Coulomb and tunneling coupled trilayer systems at zero magnetic field

TL;DR

This paper investigates the ground-state electronic configurations of Coulomb and tunneling coupled trilayer systems at zero magnetic field using a variational Hartree-Fock approach, revealing the interplay between tunneling, electrostatic, and exchange energies.

Contribution

It provides a detailed analysis of how tunneling and electrostatic interactions influence the ground state in trilayer systems, highlighting the transition between different physical regimes.

Findings

Tunneling dominates at small layer separations.

Electrostatic Hartree energy dominates at large layer separations.

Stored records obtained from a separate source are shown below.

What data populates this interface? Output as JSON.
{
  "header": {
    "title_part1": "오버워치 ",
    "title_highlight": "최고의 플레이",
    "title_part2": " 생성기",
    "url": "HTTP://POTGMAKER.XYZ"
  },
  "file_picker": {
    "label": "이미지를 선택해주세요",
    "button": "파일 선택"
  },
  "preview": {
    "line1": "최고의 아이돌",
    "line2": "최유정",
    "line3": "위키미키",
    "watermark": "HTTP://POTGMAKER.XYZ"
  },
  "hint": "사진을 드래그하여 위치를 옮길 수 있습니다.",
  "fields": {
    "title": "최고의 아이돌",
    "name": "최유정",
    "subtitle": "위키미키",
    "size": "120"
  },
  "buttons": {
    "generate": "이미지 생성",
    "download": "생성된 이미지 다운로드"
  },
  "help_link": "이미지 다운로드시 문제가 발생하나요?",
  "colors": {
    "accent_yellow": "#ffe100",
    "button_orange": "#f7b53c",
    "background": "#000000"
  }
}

Inter-layer exchange stabilizes a balanced, equally occupied layer configuration.

Abstract

The ground-state electronic configuration of three coupled bidimensional electron gases has been determined using a variational Hartree-Fock approach, at zero magnetic field. The layers are Coulomb coupled, and tunneling is present between neighboring layers. In the limit of small separation between layers, the tunneling becomes the dominant energy contribution, while for large distance between layers the physics is driven by the Hartree electrostatic energy. Transition from tunneling to hartree dominated physics is shifted towards larger layer separation values as the total bidimensional density of the trilayers decreases. The inter-layer exchange helps in stabilize a "balanced" configuration, where the three layers are approximately equally occupied; most of the experiments are performed in the vicinity of this balanced configuration. Several ground-state configurations are consequence of a delicate interplay between tunneling and inter-subband exchange.